Mas como funciona a consulta de Incongruência de Género? Segundo Mariana Bettencourt, “numa primeira fase, fazemos um historial do desenvolvimento da pessoa, em que se confirma a incongruência de género que pode estar ou não associada a uma disforia, ao sofrimento que está associado à condição”.

A médica adianta que, enquanto psiquiatra, também avalia “se há alguma perturbação psiquiátrica, como algum quadro depressivo ou de ansiedade que também precise de intervenção.

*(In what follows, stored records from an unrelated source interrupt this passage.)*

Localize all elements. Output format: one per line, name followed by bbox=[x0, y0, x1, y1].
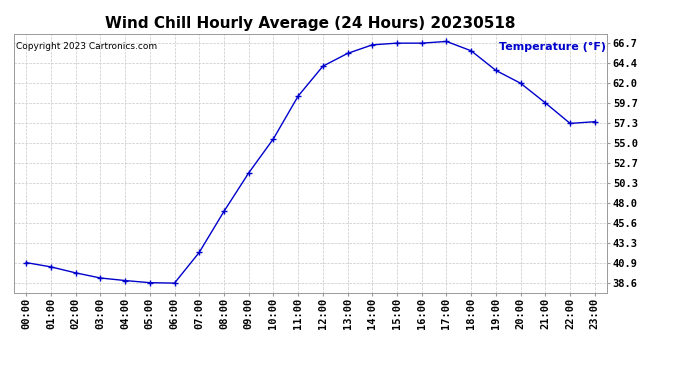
Text: Copyright 2023 Cartronics.com: Copyright 2023 Cartronics.com bbox=[16, 42, 157, 51]
Title: Wind Chill Hourly Average (24 Hours) 20230518: Wind Chill Hourly Average (24 Hours) 202… bbox=[106, 16, 515, 31]
Text: Temperature (°F): Temperature (°F) bbox=[499, 42, 606, 52]
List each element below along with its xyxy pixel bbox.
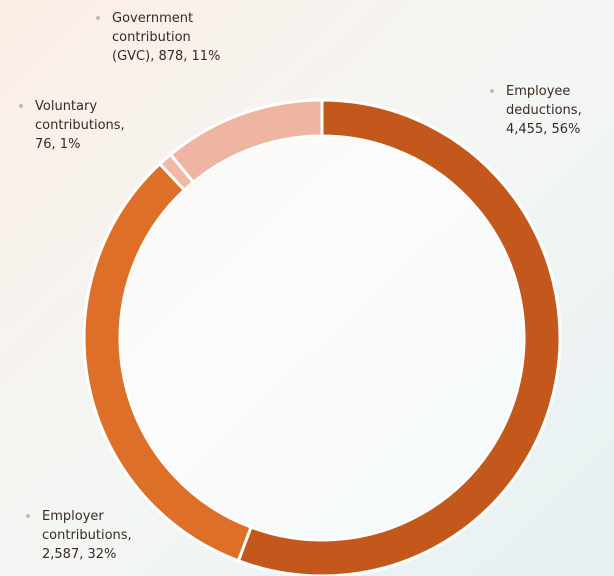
label-bullet bbox=[490, 89, 494, 93]
donut-slice bbox=[236, 98, 562, 576]
label-bullet bbox=[96, 16, 100, 20]
data-label: Employee deductions, 4,455, 56% bbox=[506, 84, 582, 137]
label-bullet bbox=[19, 104, 23, 108]
label-bullet bbox=[26, 514, 30, 518]
data-label: Government contribution (GVC), 878, 11% bbox=[112, 11, 220, 64]
data-label: Employer contributions, 2,587, 32% bbox=[42, 509, 132, 562]
data-label: Voluntary contributions, 76, 1% bbox=[35, 99, 125, 152]
donut-slice bbox=[168, 98, 324, 185]
donut-hole bbox=[122, 138, 522, 538]
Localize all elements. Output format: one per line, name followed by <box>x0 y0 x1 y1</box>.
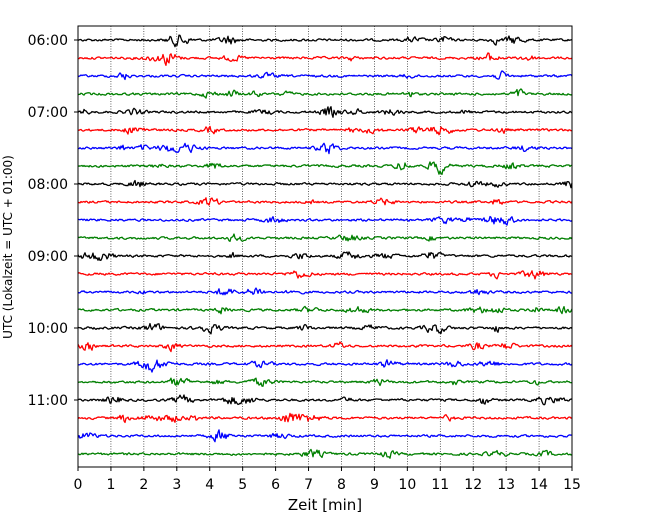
seismic-trace <box>77 429 573 443</box>
x-tick-label: 4 <box>205 477 214 493</box>
x-tick-label: 9 <box>370 477 379 493</box>
y-tick-label: 10:00 <box>28 321 68 337</box>
seismic-trace <box>77 377 573 387</box>
seismic-trace <box>77 412 573 424</box>
seismic-trace <box>77 270 573 280</box>
x-tick-label: 13 <box>497 477 515 493</box>
seismic-trace <box>77 448 573 459</box>
x-tick-label: 14 <box>530 477 548 493</box>
x-tick-label: 12 <box>464 477 482 493</box>
y-tick-label: 11:00 <box>28 393 68 409</box>
x-tick-label: 6 <box>271 477 280 493</box>
seismic-trace <box>77 70 573 81</box>
seismic-trace <box>77 142 573 155</box>
seismic-trace <box>77 161 573 176</box>
seismic-trace <box>77 52 573 66</box>
x-axis-ticks: 0 1 2 3 4 5 6 7 8 9 10 11 12 13 14 15 <box>74 467 581 493</box>
seismic-trace <box>77 88 573 99</box>
seismic-trace <box>77 341 573 353</box>
seismic-trace <box>77 125 573 136</box>
x-tick-label: 0 <box>74 477 83 493</box>
x-tick-label: 8 <box>337 477 346 493</box>
x-tick-label: 1 <box>106 477 115 493</box>
seismic-trace <box>77 305 573 315</box>
seismic-trace <box>77 34 573 48</box>
x-tick-label: 5 <box>238 477 247 493</box>
seismic-trace <box>77 394 573 406</box>
x-tick-label: 3 <box>172 477 181 493</box>
x-tick-label: 15 <box>563 477 581 493</box>
y-axis-label: UTC (Lokalzeit = UTC + 01:00) <box>1 155 15 339</box>
seismic-traces <box>77 34 573 459</box>
x-axis-label: Zeit [min] <box>288 496 362 514</box>
y-tick-label: 09:00 <box>28 249 68 265</box>
x-tick-label: 7 <box>304 477 313 493</box>
y-tick-label: 07:00 <box>28 105 68 121</box>
seismic-trace <box>77 251 573 262</box>
seismic-trace <box>77 179 573 189</box>
seismic-trace <box>77 106 573 118</box>
seismic-trace <box>77 287 573 296</box>
seismic-trace <box>77 197 573 206</box>
y-axis-ticks: 06:00 07:00 08:00 09:00 10:00 11:00 <box>28 33 78 409</box>
seismic-trace <box>77 359 573 373</box>
y-tick-label: 06:00 <box>28 33 68 49</box>
x-gridlines <box>110 26 540 467</box>
seismic-trace <box>77 215 573 226</box>
x-tick-label: 11 <box>431 477 449 493</box>
x-tick-label: 2 <box>139 477 148 493</box>
seismic-trace <box>77 233 573 243</box>
x-tick-label: 10 <box>398 477 416 493</box>
plot-frame <box>77 25 573 468</box>
y-tick-label: 08:00 <box>28 177 68 193</box>
seismic-trace <box>77 322 573 335</box>
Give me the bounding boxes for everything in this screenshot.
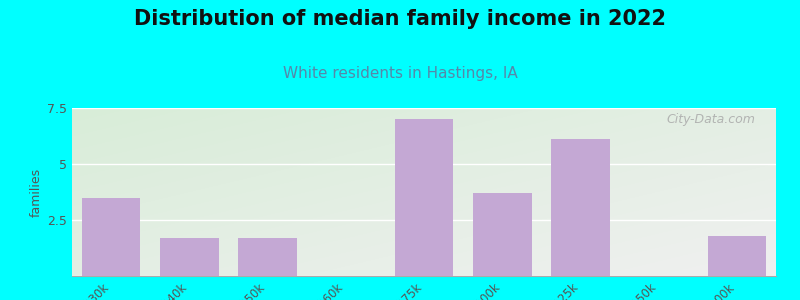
Bar: [160, 238, 218, 276]
Text: White residents in Hastings, IA: White residents in Hastings, IA: [282, 66, 518, 81]
Text: City-Data.com: City-Data.com: [666, 113, 755, 126]
Bar: [238, 238, 297, 276]
Bar: [394, 119, 454, 276]
Bar: [551, 140, 610, 276]
Bar: [82, 198, 141, 276]
Bar: [707, 236, 766, 276]
Text: Distribution of median family income in 2022: Distribution of median family income in …: [134, 9, 666, 29]
Y-axis label: families: families: [30, 167, 43, 217]
Bar: [473, 193, 531, 276]
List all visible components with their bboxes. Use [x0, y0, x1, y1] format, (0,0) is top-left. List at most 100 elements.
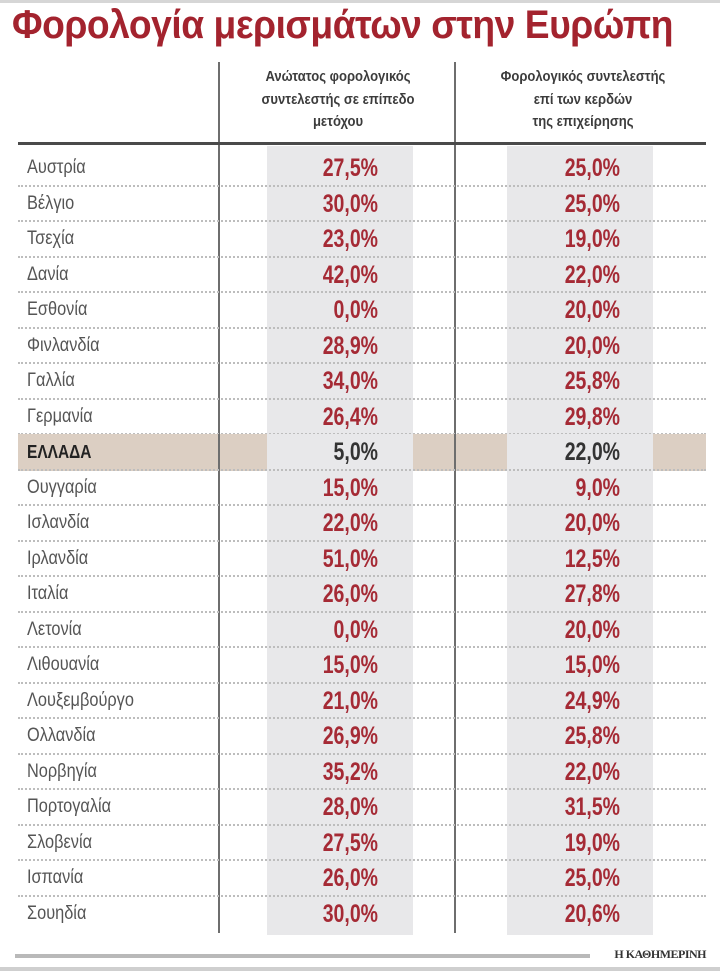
table-row: Βέλγιο 30,0% 25,0% — [18, 187, 706, 222]
country-name: Λουξεμβούργο — [27, 689, 134, 711]
row-separator — [18, 823, 706, 826]
country-name: Εσθονία — [27, 299, 88, 320]
country-name: Λιθουανία — [27, 654, 100, 675]
table-row: Τσεχία 23,0% 19,0% — [18, 222, 706, 258]
table-row: Ουγγαρία 15,0% 9,0% — [18, 471, 706, 506]
table-row: Ιρλανδία 51,0% 12,5% — [18, 542, 706, 577]
country-name: Λετονία — [27, 618, 82, 640]
country-name: Ουγγαρία — [27, 476, 97, 498]
row-separator — [18, 859, 706, 861]
row-separator — [18, 788, 706, 790]
table-row: Ισλανδία 22,0% 20,0% — [18, 506, 706, 542]
top-border — [0, 0, 720, 3]
table-row-highlighted: ΕΛΛΑΔΑ 5,0% 22,0% — [18, 434, 706, 471]
column-header-line: Φορολογικός συντελεστής — [500, 69, 666, 85]
country-name: Σλοβενία — [27, 831, 93, 853]
shareholder-rate-value: 15,0% — [322, 473, 378, 502]
corporate-rate-value: 31,5% — [564, 793, 620, 821]
country-name: Αυστρία — [27, 157, 86, 178]
table-row: Πορτογαλία 28,0% 31,5% — [18, 790, 706, 826]
shareholder-rate-value: 21,0% — [322, 686, 378, 715]
row-separator — [18, 610, 706, 613]
shareholder-rate-value: 26,9% — [322, 722, 378, 750]
country-name: Δανία — [27, 263, 69, 285]
corporate-rate-value: 9,0% — [575, 473, 620, 502]
row-separator — [18, 752, 706, 755]
shareholder-rate-value: 15,0% — [322, 651, 378, 679]
corporate-rate-value: 24,9% — [564, 686, 620, 715]
footer-rule — [15, 954, 590, 958]
shareholder-rate-value: 51,0% — [322, 544, 378, 573]
row-separator — [18, 504, 706, 506]
corporate-rate-value: 20,0% — [564, 509, 620, 537]
shareholder-rate-value: 26,4% — [322, 402, 378, 431]
row-separator — [18, 646, 706, 648]
country-name: ΕΛΛΑΔΑ — [27, 442, 92, 462]
column-header-line: της επιχείρησης — [532, 114, 634, 130]
shareholder-rate-value: 5,0% — [333, 438, 378, 466]
table-row: Ισπανία 26,0% 25,0% — [18, 861, 706, 897]
table-row: Αυστρία 27,5% 25,0% — [18, 151, 706, 187]
corporate-rate-value: 25,0% — [564, 154, 620, 182]
corporate-rate-value: 25,8% — [564, 367, 620, 395]
country-name: Ισπανία — [27, 867, 84, 888]
table-row: Φινλανδία 28,9% 20,0% — [18, 329, 706, 364]
table-row: Γερμανία 26,4% 29,8% — [18, 400, 706, 435]
table-body: Αυστρία 27,5% 25,0% Βέλγιο 30,0% 25,0% Τσεχία 2… — [18, 151, 706, 932]
shareholder-rate-value: 27,5% — [322, 154, 378, 182]
column-header-line: μετόχου — [312, 114, 364, 130]
corporate-rate-value: 27,8% — [564, 580, 620, 608]
shareholder-rate-value: 42,0% — [322, 260, 378, 289]
corporate-rate-value: 20,0% — [564, 615, 620, 644]
row-separator — [18, 539, 706, 542]
column-header-line: επί των κερδών — [533, 91, 633, 108]
shareholder-rate-value: 30,0% — [322, 899, 378, 928]
shareholder-rate-value: 28,9% — [322, 331, 378, 360]
country-name: Γερμανία — [27, 405, 93, 427]
column-header-line: συντελεστής σε επίπεδο — [261, 91, 415, 108]
shareholder-rate-value: 30,0% — [322, 189, 378, 218]
shareholder-rate-value: 26,0% — [322, 580, 378, 608]
row-separator — [18, 468, 706, 471]
country-name: Φινλανδία — [27, 334, 100, 356]
country-name: Ολλανδία — [27, 725, 96, 746]
column-header-line: Ανώτατος φορολογικός — [265, 69, 411, 85]
table-row: Σλοβενία 27,5% 19,0% — [18, 826, 706, 861]
shareholder-rate-value: 26,0% — [322, 864, 378, 892]
country-name: Σουηδία — [27, 902, 87, 924]
column-divider — [454, 434, 456, 471]
row-separator — [18, 326, 706, 329]
corporate-rate-value: 19,0% — [564, 828, 620, 857]
corporate-rate-value: 25,8% — [564, 722, 620, 750]
bottom-border — [0, 967, 720, 971]
row-separator — [18, 255, 706, 258]
table-row: Λουξεμβούργο 21,0% 24,9% — [18, 684, 706, 719]
column-shade-shareholder — [267, 434, 413, 471]
table-row: Νορβηγία 35,2% 22,0% — [18, 755, 706, 790]
country-name: Βέλγιο — [27, 192, 75, 214]
corporate-rate-value: 22,0% — [564, 260, 620, 289]
shareholder-rate-value: 28,0% — [322, 793, 378, 821]
row-separator — [18, 362, 706, 364]
country-name: Πορτογαλία — [27, 796, 112, 817]
table-row: Σουηδία 30,0% 20,6% — [18, 897, 706, 933]
row-separator — [18, 184, 706, 187]
corporate-rate-value: 25,0% — [564, 864, 620, 892]
corporate-rate-value: 20,0% — [564, 331, 620, 360]
corporate-rate-value: 15,0% — [564, 651, 620, 679]
country-name: Τσεχία — [27, 228, 75, 249]
shareholder-rate-value: 22,0% — [322, 509, 378, 537]
country-name: Γαλλία — [27, 370, 75, 391]
row-separator — [18, 291, 706, 293]
table-row: Ιταλία 26,0% 27,8% — [18, 577, 706, 613]
table-row: Εσθονία 0,0% 20,0% — [18, 293, 706, 329]
source-credit: Η ΚΑΘΗΜΕΡΙΝΗ — [614, 947, 706, 961]
column-divider — [454, 62, 456, 933]
column-header-shareholder-rate: Ανώτατος φορολογικός συντελεστής σε επίπ… — [234, 66, 443, 138]
shareholder-rate-value: 0,0% — [333, 615, 378, 644]
country-name: Ιταλία — [27, 583, 69, 604]
shareholder-rate-value: 35,2% — [322, 757, 378, 786]
table-row: Λιθουανία 15,0% 15,0% — [18, 648, 706, 684]
shareholder-rate-value: 27,5% — [322, 828, 378, 857]
table-row: Δανία 42,0% 22,0% — [18, 258, 706, 293]
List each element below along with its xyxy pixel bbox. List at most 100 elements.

Depois a pessoa é encaminhada para a consulta de endocrinologia, se pretender fazer hormonoterapia, ou para outra consulta de acordo com as suas necessidades”, esclarece, constatando que existem “vários procedimentos afirmativos de género e o paciente deve fazer aqueles com que se sente mais confortável e que acha que vão diminuir a sua disforia”.

Já na consulta de endocrinologia, Catarina Senra Moniz explica que “é sempre feita uma avaliação antes de iniciar a terapêutica”. “Muitas vezes, é necessário avançar com outros procedimentos, tais como a cessação tabágica, fator muito importante principalmente na terapêutica com estrogénios porque aumenta o risco embólico e é um fator que temos mesmo de eliminar”, destaca, adiantando que, “em cerca de três meses, conseguimos avançar com a terapêutica hormonal”.

Nesse sentido, a endocrinologista ressalva que o hospital assegura uma “boa e rápida” resposta aos pacientes, apelando por isso a que “não tenham a tentação de fazer a terapêutica hormonal por conta própria, porque o risco é muito elevado. Não vale a pena e nós estamos cá para ajudar e para aliviar o sofrimento”, diz.

Segundo Catarina Senra Moniz, atualmente, o HDES permite a realização do acompanhamento psiquiátrico e do tratamento hormonal no processo afirmativo de identidade, no entanto, “por falta de resposta, as cirurgias continuam a ser realizadas no continente”, sendo o Hospital da Universidade de Coimbra “o nosso principal centro de referenciação”.

“Há procedimentos simples, como por exemplo uma mastectomia, que poderiam ser realizados cá. Por outro lado, a cirurgia de afirmação genital é muito diferenciada e deve ser realizada só em centros especializados, como Coimbra ou Porto”, alerta.

A especialista adianta ainda que, neste momento, estão a ser estabelecidas parcerias com outras especialidades médicas dentro do hospital de Ponta Delgada para melhorar o acompanhamento da população transgénero, tais como “psicologia, nutrição e otorrinolaringologia para a cirurgia e treino da voz, porque se trata de um grande obstáculo para a pessoa trans feminina”, além da “ginecologia e obstetrícia para a preservação da fertilidade”.

Para as médicas, a implementação da consulta de Incongruência de Género no HDES era “necessária e urgente” para assegurar cuidados de saúde diversificados e especializados e eliminar “barreiras”. “Esta consulta pode ser a porta de entrada para outros cuidados de saúde que esta população se calhar não procura porque não se sente segura”, esclarece Mariana Bettencourt.

Com o intuito de dar mais um passo na eliminação destas barreiras, a psiquiatra adianta que já está em preparação um “guia” para os médicos de família nos Açores, “onde consta uma espécie de glossário dos termos adequados, onde se explica que tipos de cuidados é que as pessoas trans podem precisar e como é feita a referenciação para a consulta no HDES”, afirma.